The UK’s CPI figure has posted the largest rise on record today. Prices in August rose by 3.2% according to the Office for National statistics, up from 2% in July.

The ONS clarified that the rise is seen as an outlier, and as a year-on-year indicator is being impacted by last years ‘eat out to help out’ scheme. The discount on restaurant dining last summer has exaggerated the rises this year, as seen by the large spike in restaurant and hotel prices in the chart below.

150921 ONS Inflation chart

Source: Office for National Statistics

Despite the base effect of the scheme however, price pressures are undoubtedly rising, and analysts warn that UK inflation could climb as high as 4 – 5% by the end of 2021. Energy prices in recent weeks have soared to all-time highs, resulting in the closure of several smaller energy suppliers who are currently unable to put prices up due to the energy bill cap.

Workers who have enjoyed wage increases are finding their money swallowed up by rising costs at supermarkets, shops, and petrol pumps. When the energy cap is next reviewed, they could also find themselves faced with soaring energy bills.

Data from the US this week also showed inflation remains high, with CPI at 5.3% year-on-year to last August. With July’s figure at 5.4% some analysts are hopeful that inflation may be peaking, but with such a small decrease and at such high figures, it is likely small comfort to consumers if prices continue to rise at these kind of rates.

Markets have once again been mixed in their reaction. Inflation stabilising could lend some credence to the Fed’s transitory narrative and give them a little longer to hold off on tapering. Stock markets have been weaker in trading so far this week however, on fears over the global economy slowing down.

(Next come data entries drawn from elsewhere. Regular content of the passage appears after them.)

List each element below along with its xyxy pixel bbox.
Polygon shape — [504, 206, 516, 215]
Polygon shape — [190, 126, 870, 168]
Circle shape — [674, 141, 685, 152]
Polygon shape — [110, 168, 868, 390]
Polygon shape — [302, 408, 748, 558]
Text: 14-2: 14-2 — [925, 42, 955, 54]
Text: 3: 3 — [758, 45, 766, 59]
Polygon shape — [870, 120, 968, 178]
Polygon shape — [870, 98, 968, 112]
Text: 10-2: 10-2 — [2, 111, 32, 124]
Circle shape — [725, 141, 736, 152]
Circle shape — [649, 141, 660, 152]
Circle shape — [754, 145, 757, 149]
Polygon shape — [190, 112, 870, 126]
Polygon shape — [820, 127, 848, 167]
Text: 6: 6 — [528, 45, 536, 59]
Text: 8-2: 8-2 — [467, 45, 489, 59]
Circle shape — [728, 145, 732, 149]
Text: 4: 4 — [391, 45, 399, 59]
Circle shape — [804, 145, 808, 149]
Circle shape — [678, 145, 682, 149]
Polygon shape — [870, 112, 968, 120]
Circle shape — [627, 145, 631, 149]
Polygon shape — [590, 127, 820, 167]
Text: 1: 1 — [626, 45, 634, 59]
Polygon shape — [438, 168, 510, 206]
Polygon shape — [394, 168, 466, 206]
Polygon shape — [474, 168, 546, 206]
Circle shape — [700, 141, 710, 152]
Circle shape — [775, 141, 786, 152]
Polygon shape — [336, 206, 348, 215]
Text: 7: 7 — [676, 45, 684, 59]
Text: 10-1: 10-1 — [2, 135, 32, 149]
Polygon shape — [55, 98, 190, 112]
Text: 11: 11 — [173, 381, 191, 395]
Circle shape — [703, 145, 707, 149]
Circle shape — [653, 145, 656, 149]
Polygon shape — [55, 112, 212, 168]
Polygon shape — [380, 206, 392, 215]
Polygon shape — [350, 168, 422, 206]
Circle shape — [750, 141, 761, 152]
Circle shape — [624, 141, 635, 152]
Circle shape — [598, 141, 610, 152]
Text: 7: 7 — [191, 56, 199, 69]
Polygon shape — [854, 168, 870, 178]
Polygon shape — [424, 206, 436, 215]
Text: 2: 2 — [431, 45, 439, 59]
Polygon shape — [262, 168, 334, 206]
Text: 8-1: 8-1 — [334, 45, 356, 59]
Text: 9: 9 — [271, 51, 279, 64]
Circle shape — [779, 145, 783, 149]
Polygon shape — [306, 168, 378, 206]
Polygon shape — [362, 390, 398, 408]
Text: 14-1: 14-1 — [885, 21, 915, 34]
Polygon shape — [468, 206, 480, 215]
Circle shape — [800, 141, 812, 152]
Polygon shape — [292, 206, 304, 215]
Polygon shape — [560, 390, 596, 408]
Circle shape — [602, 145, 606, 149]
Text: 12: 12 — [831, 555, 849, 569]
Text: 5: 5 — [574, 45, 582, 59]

Retail sales and industrial production both saw large falls in August from July’s figures. Chinese ports have been closed by both bad weather and outbreaks of the delta variant, while local lockdowns have been introduced while the country continues to stamp out any covid cases. The Chinese government also continues to bring in tighter regulations for tech and finance companies, adding uncertainty to its market.

With the UK also bracing for potential restrictions as part of the government’s “Plan B” for the winter, and several US states struggling to treat hospital patients, China is not likely to be the only country with an economy impacted by covid in the months ahead.

Gold has seen a small uptick in price from the US inflation figures, rising once more above $1,800. Precious metals are still waiting on investor sentiment to turn in either direction, and requires a spark for the next big rally.